Daniel Nunoo

Personal information
- Date of birth: 20 August 2006 (age 19)
- Place of birth: Ghana
- Height: 1.75 m (5 ft 9 in)
- Position: Winger

Team information
- Current team: Rapid Wien
- Number: 54

Youth career
- Shooting Stars FC
- 2024–2025: Rapid Wien

Senior career*
- Years: Team / Apps / (Gls)
- 2025–: Rapid Wien / 5 / (1)

= Daniel Nunoo =

Ghanaian footballer (born 2006)

Daniel Nunoo (born 20 August 2006) is a Ghanaian professional footballer who plays as a winger for Rapid Wien.

== Club career ==

Nunoo played for Shooting Stars FC in Accra, before signing for Rapid Wien in the Austrian capital in September 2024.
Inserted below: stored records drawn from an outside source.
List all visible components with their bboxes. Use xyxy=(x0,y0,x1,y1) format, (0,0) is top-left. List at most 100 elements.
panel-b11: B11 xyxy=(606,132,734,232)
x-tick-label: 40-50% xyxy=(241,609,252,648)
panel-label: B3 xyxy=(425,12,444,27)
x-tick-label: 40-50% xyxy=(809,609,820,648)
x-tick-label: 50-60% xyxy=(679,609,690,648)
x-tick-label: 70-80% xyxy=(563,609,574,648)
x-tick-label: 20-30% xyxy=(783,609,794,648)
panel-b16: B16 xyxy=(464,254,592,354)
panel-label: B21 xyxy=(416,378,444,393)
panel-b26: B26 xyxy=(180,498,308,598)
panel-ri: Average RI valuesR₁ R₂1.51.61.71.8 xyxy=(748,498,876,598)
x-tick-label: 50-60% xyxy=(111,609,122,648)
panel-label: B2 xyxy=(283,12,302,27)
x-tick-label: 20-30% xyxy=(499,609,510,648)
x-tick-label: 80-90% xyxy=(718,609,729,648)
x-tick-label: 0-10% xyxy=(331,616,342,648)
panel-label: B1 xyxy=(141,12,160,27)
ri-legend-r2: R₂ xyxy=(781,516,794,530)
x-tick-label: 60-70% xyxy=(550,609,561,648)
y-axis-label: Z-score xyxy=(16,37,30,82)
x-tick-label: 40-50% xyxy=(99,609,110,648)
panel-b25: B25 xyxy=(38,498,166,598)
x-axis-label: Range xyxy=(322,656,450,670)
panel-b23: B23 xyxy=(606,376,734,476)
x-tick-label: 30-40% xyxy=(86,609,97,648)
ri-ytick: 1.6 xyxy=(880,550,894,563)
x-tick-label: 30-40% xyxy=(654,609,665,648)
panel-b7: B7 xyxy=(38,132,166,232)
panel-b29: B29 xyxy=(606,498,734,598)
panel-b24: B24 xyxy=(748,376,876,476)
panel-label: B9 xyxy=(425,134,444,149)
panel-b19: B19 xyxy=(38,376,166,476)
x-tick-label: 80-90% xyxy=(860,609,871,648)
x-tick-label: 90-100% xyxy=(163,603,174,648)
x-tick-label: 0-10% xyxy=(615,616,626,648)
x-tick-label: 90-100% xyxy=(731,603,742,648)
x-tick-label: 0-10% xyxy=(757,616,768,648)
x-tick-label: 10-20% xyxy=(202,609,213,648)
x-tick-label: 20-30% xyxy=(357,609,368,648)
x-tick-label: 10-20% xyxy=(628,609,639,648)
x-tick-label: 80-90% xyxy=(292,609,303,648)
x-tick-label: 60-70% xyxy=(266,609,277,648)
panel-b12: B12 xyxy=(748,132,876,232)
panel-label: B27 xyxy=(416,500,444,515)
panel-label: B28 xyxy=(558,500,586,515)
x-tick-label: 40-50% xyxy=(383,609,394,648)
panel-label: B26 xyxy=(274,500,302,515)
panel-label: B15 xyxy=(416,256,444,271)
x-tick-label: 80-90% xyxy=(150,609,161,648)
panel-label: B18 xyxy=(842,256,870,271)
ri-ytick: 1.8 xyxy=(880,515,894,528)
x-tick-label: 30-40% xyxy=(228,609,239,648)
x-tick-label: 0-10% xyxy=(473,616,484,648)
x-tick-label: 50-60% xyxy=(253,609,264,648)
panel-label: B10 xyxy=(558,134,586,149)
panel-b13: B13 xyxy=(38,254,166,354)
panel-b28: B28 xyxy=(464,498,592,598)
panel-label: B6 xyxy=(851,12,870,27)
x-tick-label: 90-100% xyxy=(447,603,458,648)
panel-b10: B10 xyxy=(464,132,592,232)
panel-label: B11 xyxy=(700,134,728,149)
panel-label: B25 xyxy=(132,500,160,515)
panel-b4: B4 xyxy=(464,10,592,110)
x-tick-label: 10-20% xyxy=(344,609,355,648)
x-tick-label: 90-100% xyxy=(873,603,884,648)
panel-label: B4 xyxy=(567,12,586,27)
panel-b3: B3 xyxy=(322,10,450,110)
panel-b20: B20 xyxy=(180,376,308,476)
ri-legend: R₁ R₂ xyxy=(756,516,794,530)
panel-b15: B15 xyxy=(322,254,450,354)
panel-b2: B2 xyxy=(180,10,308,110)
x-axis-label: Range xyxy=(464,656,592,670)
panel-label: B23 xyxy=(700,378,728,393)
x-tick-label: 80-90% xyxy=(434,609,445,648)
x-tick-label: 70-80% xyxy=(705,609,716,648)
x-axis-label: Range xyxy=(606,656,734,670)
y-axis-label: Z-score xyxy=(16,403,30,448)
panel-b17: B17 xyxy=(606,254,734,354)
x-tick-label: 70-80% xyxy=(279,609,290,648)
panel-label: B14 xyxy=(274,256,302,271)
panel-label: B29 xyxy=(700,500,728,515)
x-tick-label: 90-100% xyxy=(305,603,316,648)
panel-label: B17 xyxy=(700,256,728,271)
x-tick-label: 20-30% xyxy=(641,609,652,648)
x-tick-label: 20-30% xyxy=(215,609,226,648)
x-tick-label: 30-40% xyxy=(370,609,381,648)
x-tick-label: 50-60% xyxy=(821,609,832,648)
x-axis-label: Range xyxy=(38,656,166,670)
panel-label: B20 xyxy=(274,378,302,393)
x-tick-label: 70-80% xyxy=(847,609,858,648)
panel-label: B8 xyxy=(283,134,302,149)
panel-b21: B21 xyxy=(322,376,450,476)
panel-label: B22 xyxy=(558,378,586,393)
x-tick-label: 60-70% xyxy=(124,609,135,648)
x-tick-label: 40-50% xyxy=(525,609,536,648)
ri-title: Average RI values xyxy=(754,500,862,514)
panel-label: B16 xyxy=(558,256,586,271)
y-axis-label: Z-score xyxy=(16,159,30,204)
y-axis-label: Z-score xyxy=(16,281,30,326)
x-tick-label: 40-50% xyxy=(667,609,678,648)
Having proved himself with the reserve team in the 2. Liga, Nunoo made his professional debut with Rapid Wien in a 1–1 Bundesliga draw with TSV Hartberg on 7 February 2026.

In the following weeks, he scored his first goal during a 2–0 win against WAC, and delivered an assist in a 1–1 draw to Altach, but his rapid rise was halted by a muscle injury during a 1–0 win against RB Salzbourg, early March.